= Noel Jacobs =

Noel S. Jacobs (1898–1977) was the first and only commander of the Jewish Company of the Shanghai Volunteer Corps.

Born in England to a Methodist family, he grew up in Hong Kong. He was a founder-member of the first Boy Scout Troop to be formed in the city. He later served with the Hong Kong Defence Force before moving in the early 1920s to Shanghai, where he was employed by the British-American Tobacco Company. In Shanghai he met a young Russian-Jewish girl, Dora Bogomolsky, whom he married after converting to Judaism.

Jacobs took over the 5th Shanghai (Jewish) Boy Scout Troop as Scoutmaster in 1923. Under his leadership, the troop flourished and was successfully competitive with the other Scout troops in Shanghai. In the summer of 1932, a group of young Jews in Shanghai, some of them former Scouts as well as members of the Shanghai branch of Betar, met at an obscure address on Bubbling Well Road to consider the possibility of forming a Jewish unit in the Shanghai Volunteer Corps.
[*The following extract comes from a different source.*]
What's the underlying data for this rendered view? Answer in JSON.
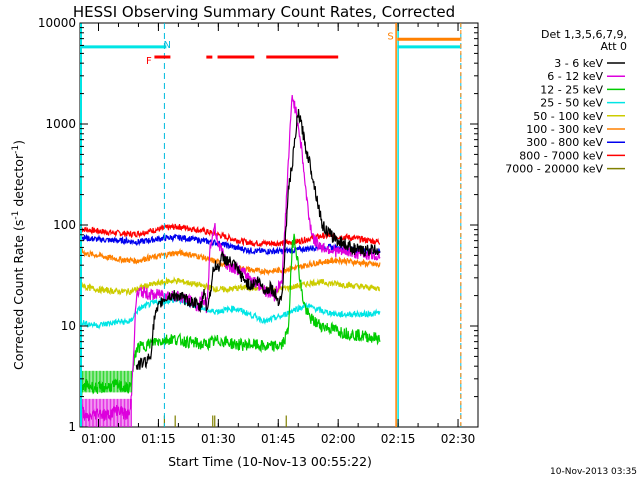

In September 1932, following hostilities with the Japanese, a Jewish platoon became a respected unit of the Shanghai Volunteer Corps. It was commanded by Captain Noel S. Jacobs. The chaplain of the Jewish Company was Reverend Mendel Brown, who was the spiritual leader of the Sephardic community in Shanghai. The platoon expanded on 23 May 1933 to become the all-Jewish Hebrew Company under Jacob's command. The majority of its members were Russian Jews. The Jewish Company wore on the uniform collar metal Magen David ornaments with the letters "SVC" superimposed. One of their undeclared aims was to acquire military experience for eventual participation in the fight for Jewish independence in Palestine.

When the fighting in the Chinese section of Shanghai in 1937 threatened to spill over into the Settlement, the foreign units took up their assigned defensive positions, and the Shanghai Volunteer Corps was mobilized on 17 August, as was the Jewish Company, for a period of three months, taking up predesignated stations. For thus period of active service, 85 members of the company were awarded the Municipal Council's Emergency medal.

Major Jacobs were interned until the end of the war. His wife and three daughters had earlier been evacuated to the United States. In 1949, Jacobs left China to return to England to continue working for the British-American Tobacco Company. He retired in 1956 and he and his family finally settled down in New Milton, England. In 1967, his former Scouts and members of the Jewish Company who had emigrated to Israel sponsored a trip to Israel for Noel and Dora Jacobs. Reportedly, it was an extremely emotional and happy reunion. He died in England in 1977 at the age of 79; his wife a few years later.

To honor their former Scoutmaster and Commander of the Jewish Company, volunteers and friends the world over sponsored a memorial forest in Modi'in-Maccabim-Re'ut, Israel, in his name. A stone marker was unveiled on 18 May 1980 in the presence of a group of these admirers, who had 3,500 trees planted to commemorate the life of Noel Jacobs.